Our Trees Still Grow in Dehra
- First edition
- Author: Ruskin Bond
- Language: English
- Genre: Short stories
- Published: 1991
- Publisher: Penguin India
- Publication place: India
- ISBN: 9780140169027
- OCLC: 26361931

= Our Trees Still Grow in Dehra =

Book by Ruskin Bond

Our Trees Still Grow in Dehra is a collection of fourteen semi-autobiographical stories written by Ruskin Bond. The book largely discusses the author's childhood experiences in Dehradun, India, although the setting differs between stories. It was published in 1991. In recognition of this book, Bond was awarded the Sahitya Academy Award in 1992.

== Summaries ==

As this is a publication of several independent short stories, several distinct and largely unrelated plots occur in each.

Escape from Java is war fiction about a nine year old boy's escape from the island of Java during the Japanese invasion, sometime during World War II.

The Bent-Double Beggar revolves around the narrator's encounter with Genpat, a beggar with a crooked back. He provides a story for what gave him the disability, as well as an assorted collection of proverbial teachings.

Untouchable is a very short account of a ten year old boy's fear of insects and a brief moment of friendship he shares with an "untouchable". Bond wrote this story when he was sixteen.

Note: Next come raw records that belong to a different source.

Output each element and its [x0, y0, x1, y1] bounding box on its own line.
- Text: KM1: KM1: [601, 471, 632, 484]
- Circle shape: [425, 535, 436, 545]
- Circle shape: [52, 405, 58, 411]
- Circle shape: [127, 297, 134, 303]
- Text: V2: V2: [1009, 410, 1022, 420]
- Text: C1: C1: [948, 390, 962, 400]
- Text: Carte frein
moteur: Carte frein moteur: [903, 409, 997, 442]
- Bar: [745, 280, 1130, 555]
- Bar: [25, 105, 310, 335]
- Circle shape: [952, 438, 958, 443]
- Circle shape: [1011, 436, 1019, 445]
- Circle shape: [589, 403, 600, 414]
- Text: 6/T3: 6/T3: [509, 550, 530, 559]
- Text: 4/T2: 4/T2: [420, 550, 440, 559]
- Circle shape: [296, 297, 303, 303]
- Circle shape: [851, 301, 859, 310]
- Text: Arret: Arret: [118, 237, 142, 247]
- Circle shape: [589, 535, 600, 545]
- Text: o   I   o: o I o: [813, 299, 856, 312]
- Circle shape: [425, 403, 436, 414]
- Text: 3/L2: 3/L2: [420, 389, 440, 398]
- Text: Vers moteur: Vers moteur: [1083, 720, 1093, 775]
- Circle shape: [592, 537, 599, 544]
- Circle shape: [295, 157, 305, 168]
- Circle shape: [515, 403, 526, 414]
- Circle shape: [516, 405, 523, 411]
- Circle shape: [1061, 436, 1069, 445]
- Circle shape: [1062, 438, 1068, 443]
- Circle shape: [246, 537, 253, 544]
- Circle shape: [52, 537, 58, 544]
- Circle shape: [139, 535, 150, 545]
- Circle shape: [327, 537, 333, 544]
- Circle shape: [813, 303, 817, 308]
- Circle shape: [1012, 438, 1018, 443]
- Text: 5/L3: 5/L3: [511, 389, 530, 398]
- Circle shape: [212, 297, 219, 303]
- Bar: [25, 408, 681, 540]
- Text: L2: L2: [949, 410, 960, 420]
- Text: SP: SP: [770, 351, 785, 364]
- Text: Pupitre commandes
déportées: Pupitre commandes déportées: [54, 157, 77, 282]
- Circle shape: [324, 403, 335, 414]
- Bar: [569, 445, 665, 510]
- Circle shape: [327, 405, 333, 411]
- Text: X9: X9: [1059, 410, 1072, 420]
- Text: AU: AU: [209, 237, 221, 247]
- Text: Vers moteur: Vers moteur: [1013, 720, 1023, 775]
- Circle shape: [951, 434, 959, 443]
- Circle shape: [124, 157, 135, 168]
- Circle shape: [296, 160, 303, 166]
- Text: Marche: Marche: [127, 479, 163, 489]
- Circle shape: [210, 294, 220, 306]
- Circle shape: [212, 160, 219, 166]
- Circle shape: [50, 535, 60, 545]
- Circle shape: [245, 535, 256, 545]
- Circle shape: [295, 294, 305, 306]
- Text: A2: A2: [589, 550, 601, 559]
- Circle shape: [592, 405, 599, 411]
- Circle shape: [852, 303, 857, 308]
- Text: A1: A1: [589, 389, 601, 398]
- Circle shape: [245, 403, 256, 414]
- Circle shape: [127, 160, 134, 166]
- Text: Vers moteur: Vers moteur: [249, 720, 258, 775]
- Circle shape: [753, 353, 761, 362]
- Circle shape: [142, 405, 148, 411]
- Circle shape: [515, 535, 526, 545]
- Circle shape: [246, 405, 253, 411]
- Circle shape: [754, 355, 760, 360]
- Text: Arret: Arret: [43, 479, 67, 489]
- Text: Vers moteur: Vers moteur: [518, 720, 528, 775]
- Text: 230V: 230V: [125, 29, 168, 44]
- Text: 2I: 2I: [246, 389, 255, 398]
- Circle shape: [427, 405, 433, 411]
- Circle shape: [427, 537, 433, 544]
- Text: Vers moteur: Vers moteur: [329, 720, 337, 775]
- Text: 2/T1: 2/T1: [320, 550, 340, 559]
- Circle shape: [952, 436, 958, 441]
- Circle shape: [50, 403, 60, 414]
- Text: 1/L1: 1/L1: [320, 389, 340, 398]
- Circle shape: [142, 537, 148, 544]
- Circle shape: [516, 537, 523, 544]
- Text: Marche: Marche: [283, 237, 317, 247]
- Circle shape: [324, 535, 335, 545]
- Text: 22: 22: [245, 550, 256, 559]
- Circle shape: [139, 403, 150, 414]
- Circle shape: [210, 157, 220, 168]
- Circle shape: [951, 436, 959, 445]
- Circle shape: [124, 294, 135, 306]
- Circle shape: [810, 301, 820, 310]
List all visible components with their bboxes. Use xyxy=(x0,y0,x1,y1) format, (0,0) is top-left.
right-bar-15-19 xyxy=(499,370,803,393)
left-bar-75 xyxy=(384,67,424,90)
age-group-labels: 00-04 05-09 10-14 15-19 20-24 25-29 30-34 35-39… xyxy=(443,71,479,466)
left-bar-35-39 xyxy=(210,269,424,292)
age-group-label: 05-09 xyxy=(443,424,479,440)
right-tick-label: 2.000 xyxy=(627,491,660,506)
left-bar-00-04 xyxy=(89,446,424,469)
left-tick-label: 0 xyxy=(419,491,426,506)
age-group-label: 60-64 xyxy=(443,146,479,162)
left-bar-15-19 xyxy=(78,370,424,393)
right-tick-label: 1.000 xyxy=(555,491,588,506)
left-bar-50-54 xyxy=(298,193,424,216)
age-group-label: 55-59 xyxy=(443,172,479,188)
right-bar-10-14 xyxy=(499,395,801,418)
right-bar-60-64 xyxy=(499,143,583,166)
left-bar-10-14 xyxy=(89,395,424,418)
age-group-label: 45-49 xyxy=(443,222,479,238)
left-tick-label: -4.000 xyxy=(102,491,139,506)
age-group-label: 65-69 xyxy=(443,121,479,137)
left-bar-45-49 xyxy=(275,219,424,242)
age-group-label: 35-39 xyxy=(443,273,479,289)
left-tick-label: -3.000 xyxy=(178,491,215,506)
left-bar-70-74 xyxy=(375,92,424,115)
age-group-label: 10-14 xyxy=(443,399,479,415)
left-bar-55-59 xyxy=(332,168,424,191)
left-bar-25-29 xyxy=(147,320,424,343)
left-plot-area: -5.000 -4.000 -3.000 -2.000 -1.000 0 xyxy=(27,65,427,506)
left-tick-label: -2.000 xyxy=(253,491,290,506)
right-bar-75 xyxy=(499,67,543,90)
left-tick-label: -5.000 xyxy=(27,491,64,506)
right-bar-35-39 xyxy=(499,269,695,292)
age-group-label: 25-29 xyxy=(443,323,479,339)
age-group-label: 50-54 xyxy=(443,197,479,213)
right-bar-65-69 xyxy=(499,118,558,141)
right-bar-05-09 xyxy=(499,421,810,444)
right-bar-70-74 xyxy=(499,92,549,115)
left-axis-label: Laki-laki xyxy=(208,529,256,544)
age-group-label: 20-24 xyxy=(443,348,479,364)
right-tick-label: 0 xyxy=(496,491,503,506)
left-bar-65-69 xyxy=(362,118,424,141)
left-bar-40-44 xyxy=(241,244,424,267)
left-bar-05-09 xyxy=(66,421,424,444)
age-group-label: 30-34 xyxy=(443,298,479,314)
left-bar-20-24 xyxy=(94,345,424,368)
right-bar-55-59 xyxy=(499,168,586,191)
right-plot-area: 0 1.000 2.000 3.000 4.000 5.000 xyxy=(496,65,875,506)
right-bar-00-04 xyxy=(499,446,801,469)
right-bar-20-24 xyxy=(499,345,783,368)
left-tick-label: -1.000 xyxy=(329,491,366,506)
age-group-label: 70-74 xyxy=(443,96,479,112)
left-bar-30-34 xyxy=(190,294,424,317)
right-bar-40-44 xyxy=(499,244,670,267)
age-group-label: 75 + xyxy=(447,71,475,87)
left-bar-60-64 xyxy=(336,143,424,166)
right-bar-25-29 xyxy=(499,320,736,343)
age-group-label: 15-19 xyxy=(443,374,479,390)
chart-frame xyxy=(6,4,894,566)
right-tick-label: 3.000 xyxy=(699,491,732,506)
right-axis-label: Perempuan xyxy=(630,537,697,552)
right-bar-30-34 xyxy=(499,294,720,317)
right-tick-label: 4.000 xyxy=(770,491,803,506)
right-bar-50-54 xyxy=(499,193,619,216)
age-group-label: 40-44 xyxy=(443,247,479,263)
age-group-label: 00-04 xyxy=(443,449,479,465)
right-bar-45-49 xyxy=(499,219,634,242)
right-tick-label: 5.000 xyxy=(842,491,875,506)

Calypso Christmas is a story that takes place in London when the author invites an acquaintance from Trinidad to celebrate the holiday with him. Unexpectedly, his guest also brings a lively group of friends and relatives transforming an otherwise bleak holiday into a lively and colorful party.

== Reception ==
As per India Today, "Like Dom Moraes, Bond is completely at ease with British-English idiom: he describes descending train passengers as 'debouching'. Yet his precise and reflective prose is closer to Jim Corbett's in being more homegrown: he speaks of khuds, langurs and rustic Pahadi friends."